Just a quick note to more verbosely explain some things that took a while to sink in. This post primarily concerns page 55 of Concrete Mathematics (Knuth, Graham, Patashnick) where they derive Summation by Parts.

Applying Difference Operator to Product of Two Functions

This is equation 2.54 and, at first, I did not understand the second step especially the section highlighted in blue

\[\begin{align} \Delta(u(x)v(x)) &= u(x+1)v(x+1) - u(x)v(x) \\ &= u(x+1)v(x+1) \boldsymbol{\color{blue}{- u(x)v(x+1) + u(x)v(x+1)}}\color{#3d4144} - u(x)v(x) \\ &= u(x)\Delta v(x) + v(x+1)\Delta u(x) \end{align}\]
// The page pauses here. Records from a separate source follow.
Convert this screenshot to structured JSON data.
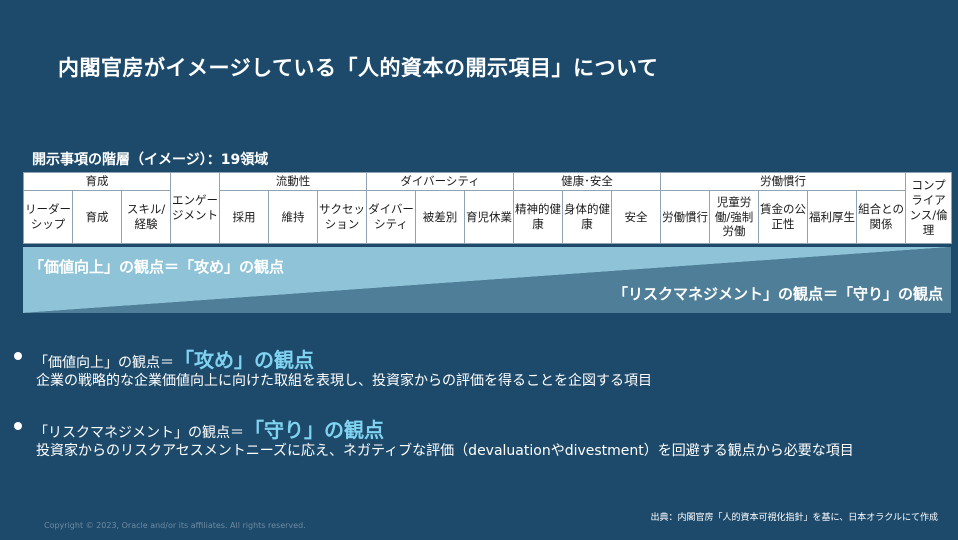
{
  "title": "内閣官房がイメージしている「人的資本の開示項目」について",
  "subtitle": "開示事項の階層（イメージ）：19領域",
  "table": {
    "groups": {
      "ikusei": "育成",
      "engagement": "エンゲージメント",
      "ryudosei": "流動性",
      "diversity": "ダイバーシティ",
      "kenko": "健康･安全",
      "rodo": "労働慣行",
      "compliance": "コンプライアンス/倫理"
    },
    "items": {
      "leadership": "リーダーシップ",
      "ikusei": "育成",
      "skill": "スキル/経験",
      "saiyo": "採用",
      "iji": "維持",
      "succession": "サクセッション",
      "diversity": "ダイバーシティ",
      "hisabetsu": "被差別",
      "ikuji": "育児休業",
      "seishin": "精神的健康",
      "shintai": "身体的健康",
      "anzen": "安全",
      "rodo_kanko": "労働慣行",
      "jido": "児童労働/強制労働",
      "chingin": "賃金の公正性",
      "fukuri": "福利厚生",
      "kumiai": "組合との関係"
    }
  },
  "band": {
    "top_label": "「価値向上」の観点＝「攻め」の観点",
    "bottom_label": "「リスクマネジメント」の観点＝「守り」の観点",
    "colors": {
      "top": "#8fc3d8",
      "bottom": "#5c8ea6"
    }
  },
  "bullets": [
    {
      "prefix": "「価値向上」の観点＝",
      "emphasis": "「攻め」の観点",
      "description": "企業の戦略的な企業価値向上に向けた取組を表現し、投資家からの評価を得ることを企図する項目"
    },
    {
      "prefix": "「リスクマネジメント」の観点＝",
      "emphasis": "「守り」の観点",
      "description": "投資家からのリスクアセスメントニーズに応え、ネガティブな評価（devaluationやdivestment）を回避する観点から必要な項目"
    }
  ],
  "source": "出典：内閣官房「人的資本可視化指針」を基に、日本オラクルにて作成",
  "copyright": "Copyright © 2023, Oracle and/or its affiliates. All rights reserved."
}
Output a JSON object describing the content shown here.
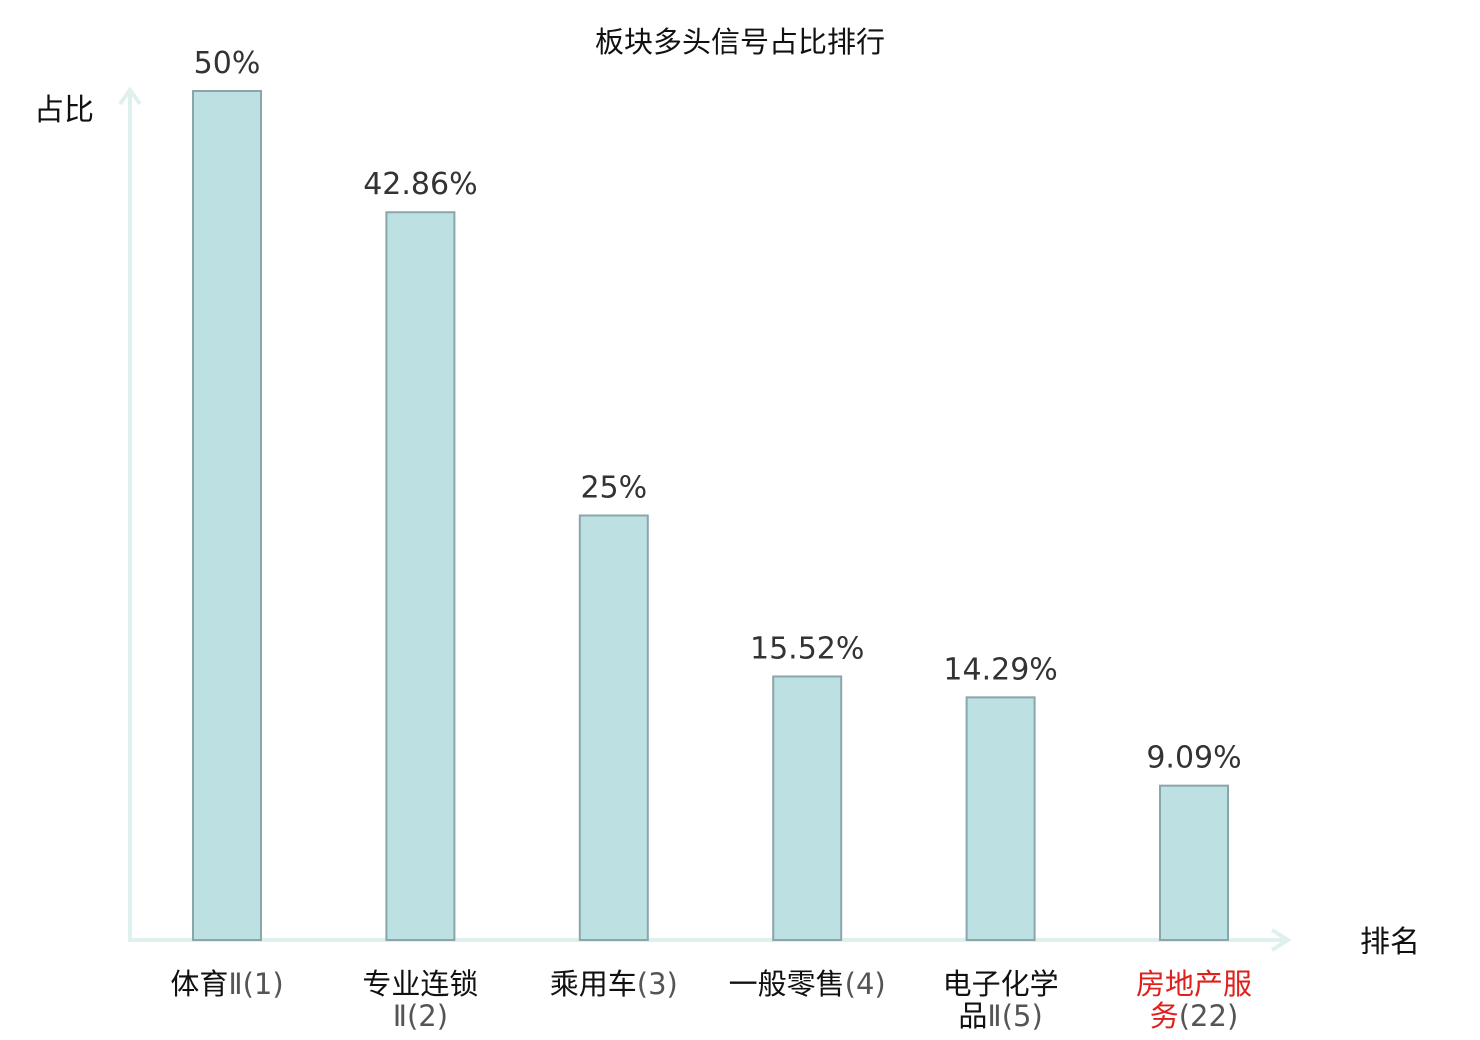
{
  "chart_data": {
    "type": "bar",
    "title": "板块多头信号占比排行",
    "ylabel": "占比",
    "xlabel": "排名",
    "ylim": [
      0,
      50
    ],
    "grid": false,
    "categories": [
      {
        "lines": [
          {
            "text": "体育",
            "num": "Ⅱ(1)"
          }
        ],
        "highlight": false
      },
      {
        "lines": [
          {
            "text": "专业连锁",
            "num": ""
          },
          {
            "text": "",
            "num": "Ⅱ(2)"
          }
        ],
        "highlight": false
      },
      {
        "lines": [
          {
            "text": "乘用车",
            "num": "(3)"
          }
        ],
        "highlight": false
      },
      {
        "lines": [
          {
            "text": "一般零售",
            "num": "(4)"
          }
        ],
        "highlight": false
      },
      {
        "lines": [
          {
            "text": "电子化学",
            "num": ""
          },
          {
            "text": "品",
            "num": "Ⅱ(5)"
          }
        ],
        "highlight": false
      },
      {
        "lines": [
          {
            "text": "房地产服",
            "num": ""
          },
          {
            "text": "务",
            "num": "(22)"
          }
        ],
        "highlight": true
      }
    ],
    "values": [
      50,
      42.86,
      25,
      15.52,
      14.29,
      9.09
    ],
    "value_labels": [
      "50%",
      "42.86%",
      "25%",
      "15.52%",
      "14.29%",
      "9.09%"
    ]
  },
  "colors": {
    "bar_fill": "#bde0e3",
    "bar_stroke": "#8aa6aa",
    "axis": "#dff1ee",
    "highlight": "#e0201c",
    "text": "#111111"
  }
}
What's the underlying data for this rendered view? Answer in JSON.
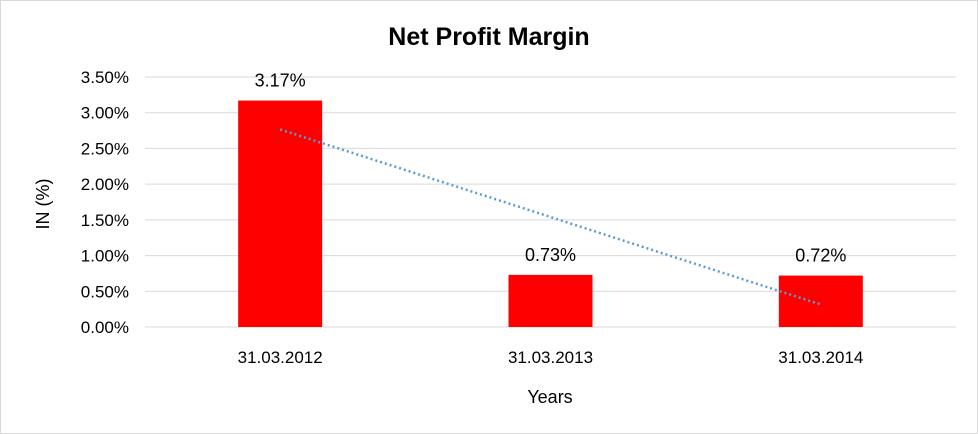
{
  "chart_data": {
    "type": "bar",
    "title": "Net Profit Margin",
    "xlabel": "Years",
    "ylabel": "IN (%)",
    "categories": [
      "31.03.2012",
      "31.03.2013",
      "31.03.2014"
    ],
    "values": [
      3.17,
      0.73,
      0.72
    ],
    "data_labels": [
      "3.17%",
      "0.73%",
      "0.72%"
    ],
    "ylim": [
      0,
      3.5
    ],
    "yticks": [
      0,
      0.5,
      1.0,
      1.5,
      2.0,
      2.5,
      3.0,
      3.5
    ],
    "ytick_labels": [
      "0.00%",
      "0.50%",
      "1.00%",
      "1.50%",
      "2.00%",
      "2.50%",
      "3.00%",
      "3.50%"
    ],
    "grid": true,
    "legend": "none",
    "trendline": {
      "type": "linear",
      "style": "dotted"
    },
    "colors": {
      "bar": "#ff0000",
      "trendline": "#5b9bd5",
      "grid": "#d9d9d9"
    }
  }
}
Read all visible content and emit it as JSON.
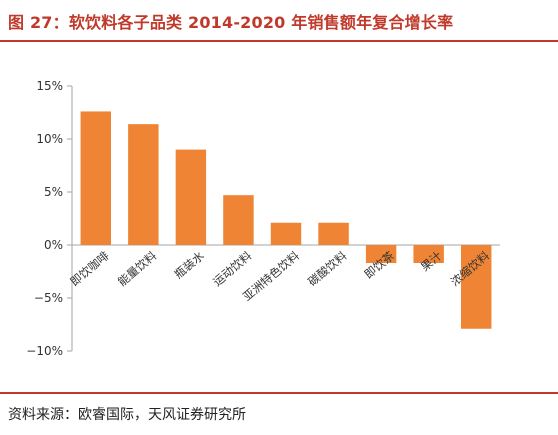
{
  "title": "图 27：软饮料各子品类 2014-2020 年销售额年复合增长率",
  "source": "资料来源：欧睿国际，天风证券研究所",
  "colors": {
    "accent": "#c0392b",
    "bar": "#ef8534",
    "axis": "#a6a6a6",
    "text": "#333333"
  },
  "chart_data": {
    "type": "bar",
    "categories": [
      "即饮咖啡",
      "能量饮料",
      "瓶装水",
      "运动饮料",
      "亚洲特色饮料",
      "碳酸饮料",
      "即饮茶",
      "果汁",
      "浓缩饮料"
    ],
    "values": [
      12.6,
      11.4,
      9.0,
      4.7,
      2.1,
      2.1,
      -1.7,
      -1.7,
      -7.9
    ],
    "ylim": [
      -10,
      15
    ],
    "yticks": [
      -10,
      -5,
      0,
      5,
      10,
      15
    ],
    "ytick_labels": [
      "−10%",
      "−5%",
      "0%",
      "5%",
      "10%",
      "15%"
    ],
    "unit": "%",
    "grid": false,
    "legend": "none"
  }
}
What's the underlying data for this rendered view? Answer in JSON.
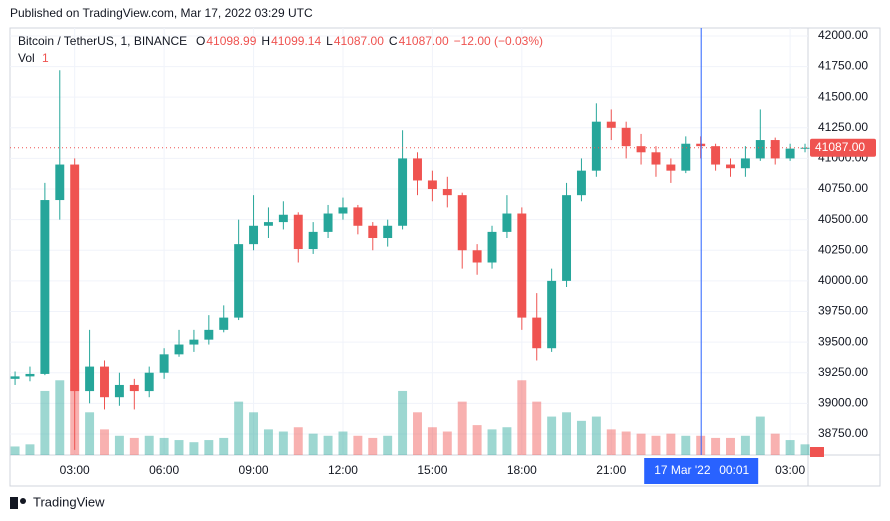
{
  "published": "Published on TradingView.com, Mar 17, 2022 03:29 UTC",
  "footer": "TradingView",
  "chart_data": {
    "type": "candlestick",
    "symbol": "Bitcoin / TetherUS, 1, BINANCE",
    "ohlc_legend": [
      {
        "key": "O",
        "value": "41098.99"
      },
      {
        "key": "H",
        "value": "41099.14"
      },
      {
        "key": "L",
        "value": "41087.00"
      },
      {
        "key": "C",
        "value": "41087.00"
      }
    ],
    "change": "−12.00 (−0.03%)",
    "volume_name": "Vol",
    "volume_last": "1",
    "up_color": "#26a69a",
    "down_color": "#ef5350",
    "x": [
      1.0,
      1.5,
      2.0,
      2.5,
      3.0,
      3.5,
      4.0,
      4.5,
      5.0,
      5.5,
      6.0,
      6.5,
      7.0,
      7.5,
      8.0,
      8.5,
      9.0,
      9.5,
      10.0,
      10.5,
      11.0,
      11.5,
      12.0,
      12.5,
      13.0,
      13.5,
      14.0,
      14.5,
      15.0,
      15.5,
      16.0,
      16.5,
      17.0,
      17.5,
      18.0,
      18.5,
      19.0,
      19.5,
      20.0,
      20.5,
      21.0,
      21.5,
      22.0,
      22.5,
      23.0,
      23.5,
      24.0,
      24.5,
      25.0,
      25.5,
      26.0,
      26.5,
      27.0,
      27.5
    ],
    "open": [
      39200,
      39220,
      39240,
      40660,
      40950,
      39100,
      39300,
      39050,
      39150,
      39100,
      39250,
      39400,
      39480,
      39520,
      39600,
      39700,
      40300,
      40450,
      40480,
      40540,
      40260,
      40400,
      40550,
      40600,
      40450,
      40350,
      40450,
      41000,
      40820,
      40750,
      40700,
      40250,
      40150,
      40400,
      40550,
      39700,
      39450,
      40000,
      40700,
      40900,
      41300,
      41250,
      41100,
      41050,
      40950,
      40900,
      41120,
      41100,
      40950,
      40920,
      41000,
      41150,
      41000,
      41080
    ],
    "high": [
      39260,
      39300,
      40800,
      41720,
      41000,
      39600,
      39350,
      39250,
      39200,
      39300,
      39450,
      39600,
      39600,
      39720,
      39800,
      40500,
      40700,
      40600,
      40650,
      40560,
      40480,
      40620,
      40680,
      40620,
      40480,
      40500,
      41230,
      41050,
      40900,
      40850,
      40720,
      40300,
      40450,
      40700,
      40600,
      39900,
      40100,
      40800,
      41000,
      41450,
      41400,
      41300,
      41200,
      41100,
      41000,
      41180,
      41180,
      41120,
      41000,
      41100,
      41400,
      41170,
      41120,
      41120
    ],
    "low": [
      39150,
      39180,
      39230,
      40500,
      38620,
      39000,
      38950,
      38980,
      38950,
      39050,
      39200,
      39380,
      39420,
      39480,
      39580,
      39680,
      40250,
      40350,
      40420,
      40150,
      40220,
      40350,
      40500,
      40380,
      40250,
      40280,
      40420,
      40700,
      40650,
      40600,
      40100,
      40050,
      40100,
      40350,
      39600,
      39350,
      39420,
      39950,
      40650,
      40850,
      41150,
      41000,
      40950,
      40850,
      40800,
      40880,
      41000,
      40900,
      40850,
      40850,
      40980,
      40950,
      40980,
      41050
    ],
    "close": [
      39220,
      39240,
      40660,
      40950,
      39100,
      39300,
      39050,
      39150,
      39100,
      39250,
      39400,
      39480,
      39520,
      39600,
      39700,
      40300,
      40450,
      40480,
      40540,
      40260,
      40400,
      40550,
      40600,
      40450,
      40350,
      40450,
      41000,
      40820,
      40750,
      40700,
      40250,
      40150,
      40400,
      40550,
      39700,
      39450,
      40000,
      40700,
      40900,
      41300,
      41250,
      41100,
      41050,
      40950,
      40900,
      41120,
      41100,
      40950,
      40920,
      41000,
      41150,
      41000,
      41080,
      41087
    ],
    "volume": [
      40,
      50,
      300,
      350,
      400,
      200,
      120,
      90,
      80,
      90,
      80,
      70,
      60,
      70,
      80,
      250,
      200,
      120,
      110,
      130,
      100,
      90,
      110,
      90,
      80,
      90,
      300,
      200,
      130,
      110,
      250,
      140,
      120,
      130,
      350,
      250,
      180,
      200,
      160,
      180,
      120,
      110,
      100,
      90,
      100,
      90,
      90,
      80,
      80,
      90,
      180,
      100,
      70,
      50
    ],
    "volume_lim": [
      0,
      2000
    ],
    "last_price": {
      "value": 41087,
      "label": "41087.00"
    },
    "xlim": [
      0.83,
      27.6
    ],
    "ylim": [
      38578,
      42065
    ],
    "xticks": [
      {
        "value": 3,
        "label": "03:00"
      },
      {
        "value": 6,
        "label": "06:00"
      },
      {
        "value": 9,
        "label": "09:00"
      },
      {
        "value": 12,
        "label": "12:00"
      },
      {
        "value": 15,
        "label": "15:00"
      },
      {
        "value": 18,
        "label": "18:00"
      },
      {
        "value": 21,
        "label": "21:00"
      },
      {
        "value": 27,
        "label": "03:00"
      }
    ],
    "yticks": [
      {
        "value": 38750,
        "label": "38750.00"
      },
      {
        "value": 39000,
        "label": "39000.00"
      },
      {
        "value": 39250,
        "label": "39250.00"
      },
      {
        "value": 39500,
        "label": "39500.00"
      },
      {
        "value": 39750,
        "label": "39750.00"
      },
      {
        "value": 40000,
        "label": "40000.00"
      },
      {
        "value": 40250,
        "label": "40250.00"
      },
      {
        "value": 40500,
        "label": "40500.00"
      },
      {
        "value": 40750,
        "label": "40750.00"
      },
      {
        "value": 41000,
        "label": "41000.00"
      },
      {
        "value": 41250,
        "label": "41250.00"
      },
      {
        "value": 41500,
        "label": "41500.00"
      },
      {
        "value": 41750,
        "label": "41750.00"
      },
      {
        "value": 42000,
        "label": "42000.00"
      }
    ],
    "crosshair": {
      "x": 24.017,
      "date": "17 Mar '22",
      "time": "00:01"
    },
    "grid": true
  }
}
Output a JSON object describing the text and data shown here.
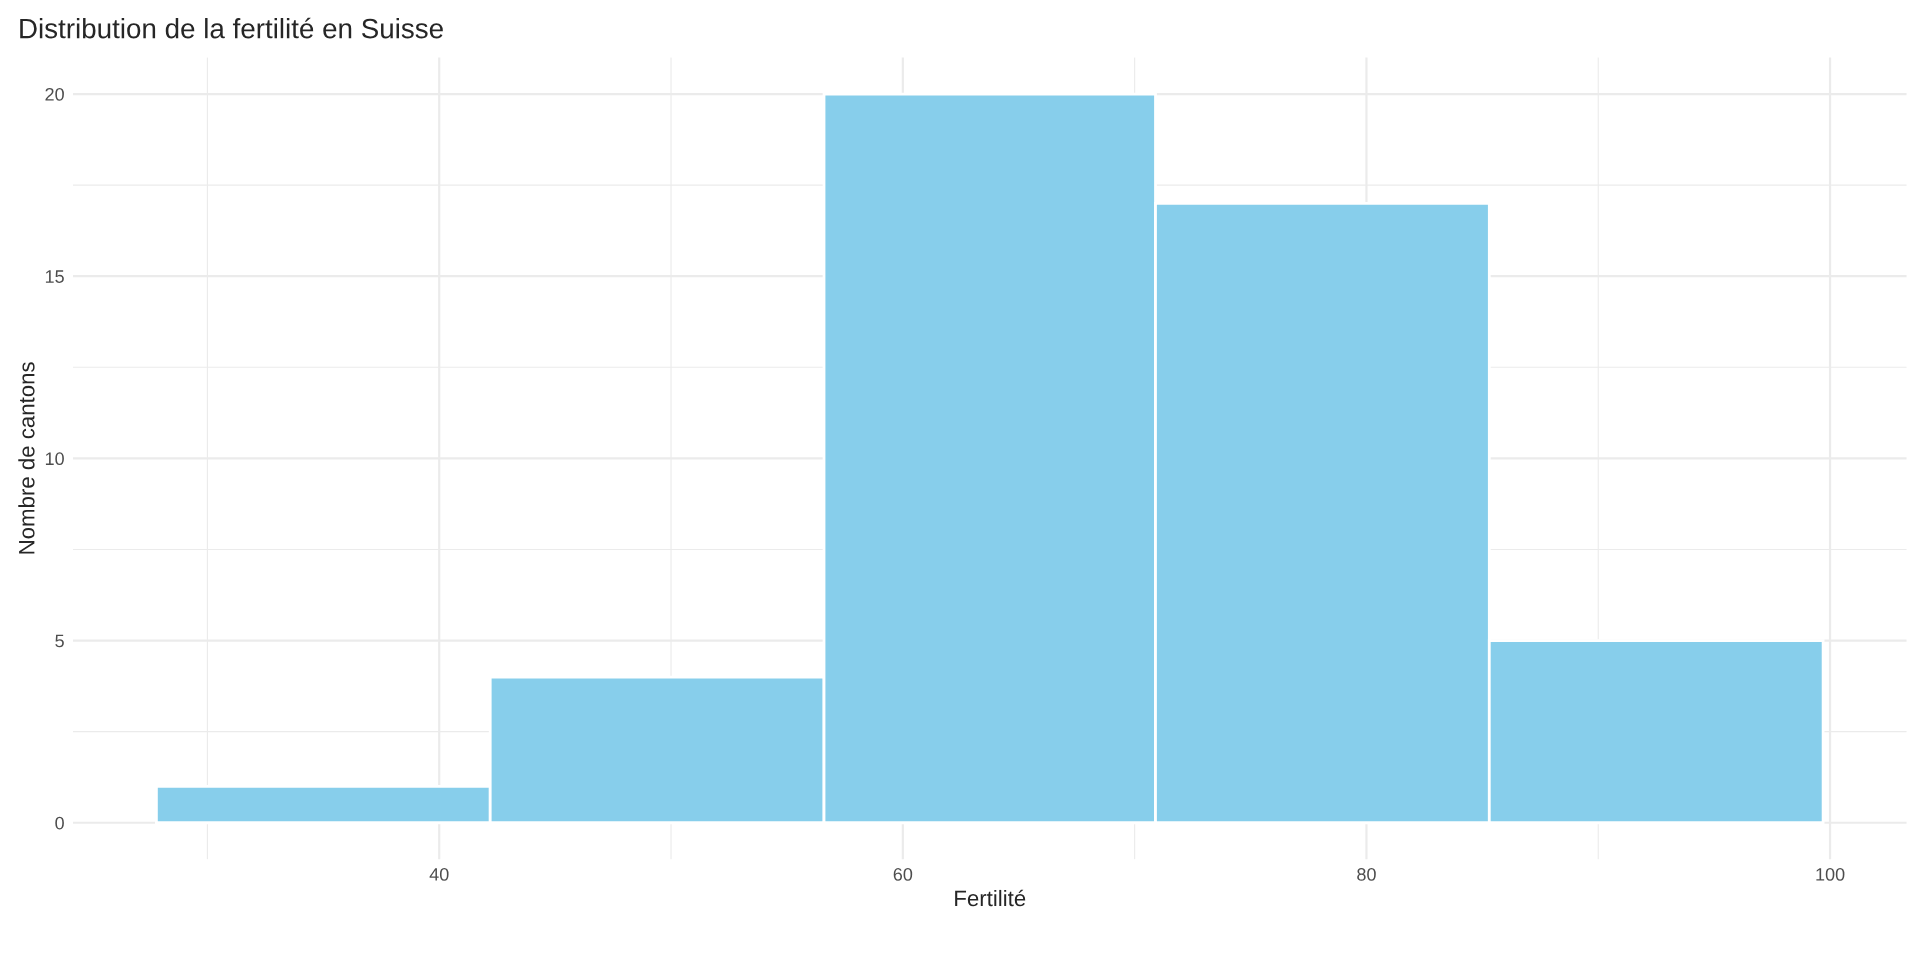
{
  "chart_data": {
    "type": "histogram",
    "title": "Distribution de la fertilité en Suisse",
    "xlabel": "Fertilité",
    "ylabel": "Nombre de cantons",
    "bins": [
      27.8,
      42.2,
      56.6,
      70.9,
      85.3,
      99.7
    ],
    "values": [
      1,
      4,
      20,
      17,
      5
    ],
    "color": "#87ceeb",
    "xlim": [
      24.2,
      103.3
    ],
    "xticks": [
      40,
      60,
      80,
      100
    ],
    "ylim": [
      -1,
      21
    ],
    "yticks": [
      0,
      5,
      10,
      15,
      20
    ],
    "grid": true,
    "legend": false
  }
}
My initial reaction was: wtf is the new terms above? Had me stumped for a while I must confess.. Then I realised they were just cancelling out extras conjured into existence like a quickly annihilating virtual particle/anti-particle in the quantum vacuum. These “nothing terms” are used for factoring to arrive at our difference-of-a-product form at 2.54 in the book. So, more verbosely, the factoring step is in blue this time:

\[\begin{align} \Delta(u(x)v(x)) &= u(x+1)v(x+1) - u(x)v(x) \\ &= u(x+1)v(x+1) - u(x)v(x+1) + u(x)v(x+1) - u(x)v(x) \\ &= \boldsymbol{\color{blue}v(x+1)(u(x+1) - u(x)) + u(x)(v(x+1) - v(x))\color{#3d4144}} \\ &= v(x+1)\Delta u(x) + u(x)\Delta v(x) \\ &= u(x)\Delta v(x) + v(x+1)\Delta u(x) \end{align}\]

Last two lines just swapped to end up where the book does. This seemed kind of magical to me but, I suppose, it works due to the commutative and associative laws of addition/multiplication. I even tried it out with actual numbers and it works :D

Deriving Actual Summation by Parts

My next moment of confusion came when deriving the actual summation by parts. We start with the compact rule for difference of a product using the $E$ “nuisance” (quoting the book here :) ):

\[\Delta(uv) = u\Delta v + Ev\Delta u\]

Then they say:

Taking the indefinite sum on both sites of this equation, and rearranging its terms, yields the advertised rule for summation by parts:

\[\sum u\Delta v = uv - \sum Ev\Delta u\]

I get the rearrangement of terms but how $\Delta(uv)$ becomes $uv$ was a bit of a mystery. After the requisite amount of time overthinking it, it is just literally following through the steps of turning $\Delta(uv)$ into $-\Delta(uv)$ when re-arranging; then shaking things out. I find it useful to expand everything and go from there:

\[\begin{align} -\Delta(uv) &= -\Delta(u(x)v(x)) \\ &= -(u(x+1)v(x+1) - u(x)v(x)) \\ &= -u(x+1)v(x+1) + u(x)v(x) \\ &= -u(x)v(x) \\ &= -uv \\ \end{align}\]

Then, in 2.56 in the book, the rearrangment part makes it positive:

\[\begin{align} \Delta(uv) &= u\Delta v + Ev\Delta u \\ -u\Delta v &= -\Delta(uv) + Ev\Delta u \\ u\Delta v &= \Delta(uv) - Ev\Delta u \end{align}\]

Finally they take the indefinite sum on both sides giving us the summation by parts rule

\[\sum u\Delta v = \Delta(uv) - \sum Ev\Delta u\]